И что-то в этой браваде, которую я действительно слышал много-много раз заставляет задуматься. Или холодный, размеренный тон говорившей подсказывал дослушать. Или это собственное чутье. Но я останавливаюсь.
Останавливаюсь и смотрю на девушку со странным именем, внешностью и уверенным взглядом. Она не отворачивается и не таится.
– Она такая же, как ты? – мне действительно интересно.
– Я? Ах, нет, – она на мгновение опускает глаза, но в следующую секунду снова уверенна, – Она, скорее, как ты. Глаза твои и цвет волос. Алиса очень смышленая и смешная. Добрая, хорошая девочка. И операция не сложная, я бы собрала деньги, но времени нет совершенно. Поэтому я и выбила из сестры имя отца. Мне нужны только деньги. Ничего не значащая для тебя сумма, поверь, но она спасет жизнь Алисе.
Весна, а я все еще считаю это имя не от мира сего, теперь говорит скоро и поспешно, будто боится, что я не выслушаю. Хотя, так и есть. Помедли она еще несколько минут, и я бы вызвал охрану прямо сюда.
– Паспорт покажи, – не прошу, требую.
– Конечно, – замедление с секунду, а потом она достает из сумки документ и кладет на стол, придвигая двумя пальцами к краю стола. К краю, которому я подхожу.

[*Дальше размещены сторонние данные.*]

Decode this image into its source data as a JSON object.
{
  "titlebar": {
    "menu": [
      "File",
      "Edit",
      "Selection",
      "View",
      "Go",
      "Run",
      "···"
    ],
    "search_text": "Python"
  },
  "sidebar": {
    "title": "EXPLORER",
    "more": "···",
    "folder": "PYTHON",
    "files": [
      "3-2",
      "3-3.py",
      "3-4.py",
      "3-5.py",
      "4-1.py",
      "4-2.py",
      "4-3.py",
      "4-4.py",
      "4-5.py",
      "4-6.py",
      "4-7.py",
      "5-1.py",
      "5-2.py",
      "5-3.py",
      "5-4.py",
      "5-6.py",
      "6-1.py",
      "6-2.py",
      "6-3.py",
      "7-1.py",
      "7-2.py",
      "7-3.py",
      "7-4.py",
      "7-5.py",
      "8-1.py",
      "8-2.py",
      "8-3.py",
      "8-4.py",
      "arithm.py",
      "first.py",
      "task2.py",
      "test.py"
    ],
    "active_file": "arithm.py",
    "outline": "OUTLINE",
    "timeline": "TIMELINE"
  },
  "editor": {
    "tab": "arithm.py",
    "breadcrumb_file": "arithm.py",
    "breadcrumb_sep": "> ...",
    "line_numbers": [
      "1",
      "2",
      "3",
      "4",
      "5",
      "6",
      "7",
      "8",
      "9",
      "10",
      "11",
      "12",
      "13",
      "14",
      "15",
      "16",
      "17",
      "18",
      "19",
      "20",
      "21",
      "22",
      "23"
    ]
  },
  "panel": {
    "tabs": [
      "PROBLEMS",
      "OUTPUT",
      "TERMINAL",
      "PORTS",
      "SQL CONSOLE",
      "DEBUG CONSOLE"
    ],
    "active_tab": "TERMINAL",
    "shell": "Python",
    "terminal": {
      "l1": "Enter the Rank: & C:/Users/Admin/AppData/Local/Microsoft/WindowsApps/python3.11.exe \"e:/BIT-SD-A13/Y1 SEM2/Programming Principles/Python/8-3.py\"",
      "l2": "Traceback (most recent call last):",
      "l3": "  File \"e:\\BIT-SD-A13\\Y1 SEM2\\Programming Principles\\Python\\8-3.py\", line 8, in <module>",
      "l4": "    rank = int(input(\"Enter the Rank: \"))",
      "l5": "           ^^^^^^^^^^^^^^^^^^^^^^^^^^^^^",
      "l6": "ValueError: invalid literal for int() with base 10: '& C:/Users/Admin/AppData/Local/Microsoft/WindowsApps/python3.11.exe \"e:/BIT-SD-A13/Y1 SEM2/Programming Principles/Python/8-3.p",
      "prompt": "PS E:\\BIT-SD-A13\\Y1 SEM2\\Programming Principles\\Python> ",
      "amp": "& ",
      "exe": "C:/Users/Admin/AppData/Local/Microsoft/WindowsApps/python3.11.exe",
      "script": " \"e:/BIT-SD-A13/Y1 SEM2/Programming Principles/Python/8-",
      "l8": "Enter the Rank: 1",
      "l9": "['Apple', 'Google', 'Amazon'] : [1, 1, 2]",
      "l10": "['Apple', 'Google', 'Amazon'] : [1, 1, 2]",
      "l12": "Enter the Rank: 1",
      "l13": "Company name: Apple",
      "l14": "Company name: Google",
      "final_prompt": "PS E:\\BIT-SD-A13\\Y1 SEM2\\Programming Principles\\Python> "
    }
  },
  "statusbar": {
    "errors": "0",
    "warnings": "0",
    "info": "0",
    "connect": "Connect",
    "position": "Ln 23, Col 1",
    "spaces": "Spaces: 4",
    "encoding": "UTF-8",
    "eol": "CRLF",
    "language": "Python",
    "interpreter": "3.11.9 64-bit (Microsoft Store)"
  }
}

Действительно, Весна Владушкина. Ей двадцать четыре.
– Почему пришла ты, а не твоя сестра?
– Она живет в Германии.
– Тогда как мы будем делать операцию без разрешения матери? – вот и попалась ты, врунишка.
– Элиза отказалась от дочери, как только родила, – неохотно признается. Я не комментирую, но пытливого, подталкивающего к дальнейшим подробностям взгляда вполне достаточно. И она вынужденно продолжает, – мы с мамой выносить уговаривали, а чтобы она воспитывала и речи не было. Девочку удочерили.
– Кто?
– Я.
Арина Туманова и Макар Ветров – герои моей дилогии «Спорим, моя» и «Моя до конца».
Глава 2
– Как ты миновала охрану?
Мы сидим в салоне моей машины и едем в небольшой город в области. Благо, не так далеко, как могло быть.
– Охранник был слишком ошарашен увиденным, и я быстренько прошла, – она пожимает плечами, словно для нее это плевое дело. Хотя, наверное, так оно и есть, а я легко улыбаюсь, отмечая смекалку.
– Ты в очках, – это скорее утверждение, чем вопрос, но Весна – мне надо привыкнуть к имени, – отвечает.
– Больно смотреть на солнце. В комплект с необычной внешностью входит и вот такой вот бонус.
– Почему твоя сестра сразу ко мне не пришла? —спрашиваю то, что больше всего кажется в этой истории подозрительным.
– Я понятия не имею. Элиза сама по себе и так было всегда. Она вырвалась учиться и приезжала домой набегами. А потом принесла маме справку о беременности на уже приличной неделе и всё. – Она на мгновение замолкает, взглянув в окно. Замечаю, как нижняя челюсть подается вперед и девушка, явно не выдержав, добавляет, – То есть она даже не заметила, что что-то в её организме меняется. Я, конечно, не была беременна, но мне кажется, такое сложно проворонить.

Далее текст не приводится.